South Africa updated its Prohibited and Restricted Imports and Exports list. Certain metals and alloys now require export permits from the International Trade Administration Commission.
South Korea launched a Tariff Response Package to support companies facing “tariff damage" and to strengthen exporters' resilience. In addition, it allocated an additional KRW 10 trillion to its Supply Chain Stabilisation Fund, doubling the initial budget established in 2024. In the technology sector, several ministries prohibited the use of DeepSeek on government networks and devices.
Turkiye lifted import licensing requirements for certain saturated polyester resins.
The United Kingdom joined other jurisdictions in sanctioning Russia.
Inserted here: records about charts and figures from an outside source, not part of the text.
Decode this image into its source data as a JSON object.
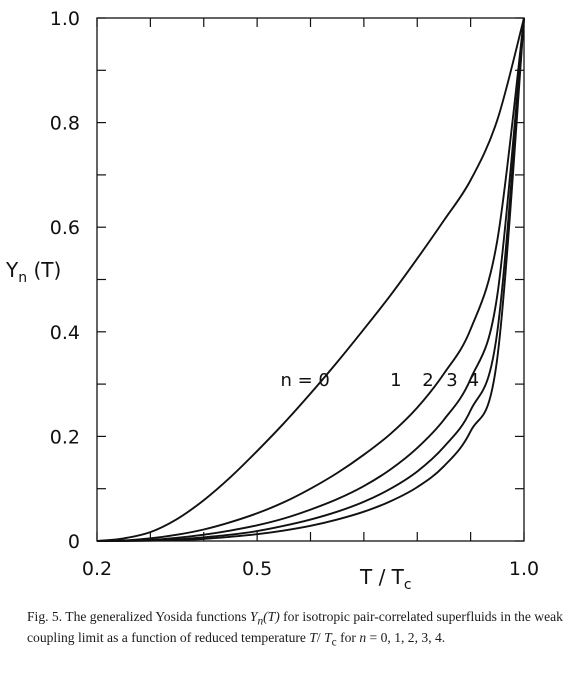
{
  "chart_data": {
    "type": "line",
    "ylabel": {
      "main": "Y",
      "sub": "n",
      "rest": " (T)"
    },
    "xlabel": {
      "main": "T / T",
      "sub": "c"
    },
    "xlim": [
      0.2,
      1.0
    ],
    "ylim": [
      0,
      1.0
    ],
    "x_ticklabels": [
      {
        "value": 0.2,
        "label": "0.2"
      },
      {
        "value": 0.5,
        "label": "0.5"
      },
      {
        "value": 1.0,
        "label": "1.0"
      }
    ],
    "y_ticklabels": [
      {
        "value": 0,
        "label": "0"
      },
      {
        "value": 0.2,
        "label": "0.2"
      },
      {
        "value": 0.4,
        "label": "0.4"
      },
      {
        "value": 0.6,
        "label": "0.6"
      },
      {
        "value": 0.8,
        "label": "0.8"
      },
      {
        "value": 1.0,
        "label": "1.0"
      }
    ],
    "x_minor_ticks": [
      0.3,
      0.4,
      0.6,
      0.7,
      0.8,
      0.9
    ],
    "y_minor_ticks": [
      0.1,
      0.3,
      0.5,
      0.7,
      0.9
    ],
    "grid": false,
    "series": [
      {
        "name": "n = 0",
        "x": [
          0.2,
          0.25,
          0.3,
          0.35,
          0.4,
          0.45,
          0.5,
          0.55,
          0.6,
          0.65,
          0.7,
          0.75,
          0.8,
          0.85,
          0.9,
          0.95,
          1.0
        ],
        "y": [
          0.0,
          0.005,
          0.017,
          0.042,
          0.078,
          0.122,
          0.172,
          0.225,
          0.282,
          0.342,
          0.405,
          0.47,
          0.54,
          0.613,
          0.69,
          0.805,
          1.0
        ]
      },
      {
        "name": "1",
        "x": [
          0.2,
          0.25,
          0.3,
          0.35,
          0.4,
          0.45,
          0.5,
          0.55,
          0.6,
          0.65,
          0.7,
          0.75,
          0.8,
          0.85,
          0.9,
          0.95,
          1.0
        ],
        "y": [
          0.0,
          0.001,
          0.005,
          0.012,
          0.022,
          0.036,
          0.053,
          0.074,
          0.1,
          0.13,
          0.165,
          0.205,
          0.255,
          0.32,
          0.405,
          0.575,
          1.0
        ]
      },
      {
        "name": "2",
        "x": [
          0.2,
          0.25,
          0.3,
          0.35,
          0.4,
          0.45,
          0.5,
          0.55,
          0.6,
          0.65,
          0.7,
          0.75,
          0.8,
          0.85,
          0.9,
          0.95,
          1.0
        ],
        "y": [
          0.0,
          0.0005,
          0.002,
          0.006,
          0.012,
          0.02,
          0.03,
          0.043,
          0.06,
          0.08,
          0.105,
          0.137,
          0.178,
          0.232,
          0.31,
          0.47,
          1.0
        ]
      },
      {
        "name": "3",
        "x": [
          0.2,
          0.25,
          0.3,
          0.35,
          0.4,
          0.45,
          0.5,
          0.55,
          0.6,
          0.65,
          0.7,
          0.75,
          0.8,
          0.85,
          0.9,
          0.95,
          1.0
        ],
        "y": [
          0.0,
          0.0003,
          0.001,
          0.003,
          0.007,
          0.012,
          0.019,
          0.029,
          0.041,
          0.056,
          0.075,
          0.1,
          0.133,
          0.18,
          0.25,
          0.4,
          1.0
        ]
      },
      {
        "name": "4",
        "x": [
          0.2,
          0.25,
          0.3,
          0.35,
          0.4,
          0.45,
          0.5,
          0.55,
          0.6,
          0.65,
          0.7,
          0.75,
          0.8,
          0.85,
          0.9,
          0.95,
          1.0
        ],
        "y": [
          0.0,
          0.0002,
          0.0006,
          0.002,
          0.004,
          0.008,
          0.013,
          0.02,
          0.029,
          0.041,
          0.056,
          0.076,
          0.103,
          0.143,
          0.21,
          0.35,
          1.0
        ]
      }
    ],
    "curve_labels": [
      {
        "text": "n = 0",
        "x": 0.59,
        "y": 0.31
      },
      {
        "text": "1",
        "x": 0.76,
        "y": 0.31
      },
      {
        "text": "2",
        "x": 0.82,
        "y": 0.31
      },
      {
        "text": "3",
        "x": 0.865,
        "y": 0.31
      },
      {
        "text": "4",
        "x": 0.905,
        "y": 0.31
      }
    ]
  },
  "caption": {
    "prefix": "Fig. 5.  The generalized Yosida functions ",
    "func": "Y",
    "func_sub": "n",
    "func_arg": "(T)",
    "middle": " for isotropic pair-correlated superfluids in the weak coupling limit as a function of reduced temperature ",
    "var_T": "T",
    "slash": "/ ",
    "var_Tc": "T",
    "var_Tc_sub": "c",
    "for_text": " for ",
    "var_n": "n",
    "values": " = 0, 1, 2, 3, 4."
  }
}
It implemented asset freezes and transaction prohibitions against several Russian entities. The sanctions also extended to entities from China, Germany, India, Thailand, Turkey, the UAE, and Kyrgyzstan. The country also sanctioned 40 vessels carrying Russian oil products to third countries.
Vietnam introduced a package to boost science, technology, innovation, and digital transformation. It includes VND 10 trillion for Vietnam's first semiconductor factory, annual grants of up to 10% of investment costs and a removal of foreign investment restrictions for the pilot low-Earth-orbit satellite telecommunications project implemented by SpaceX.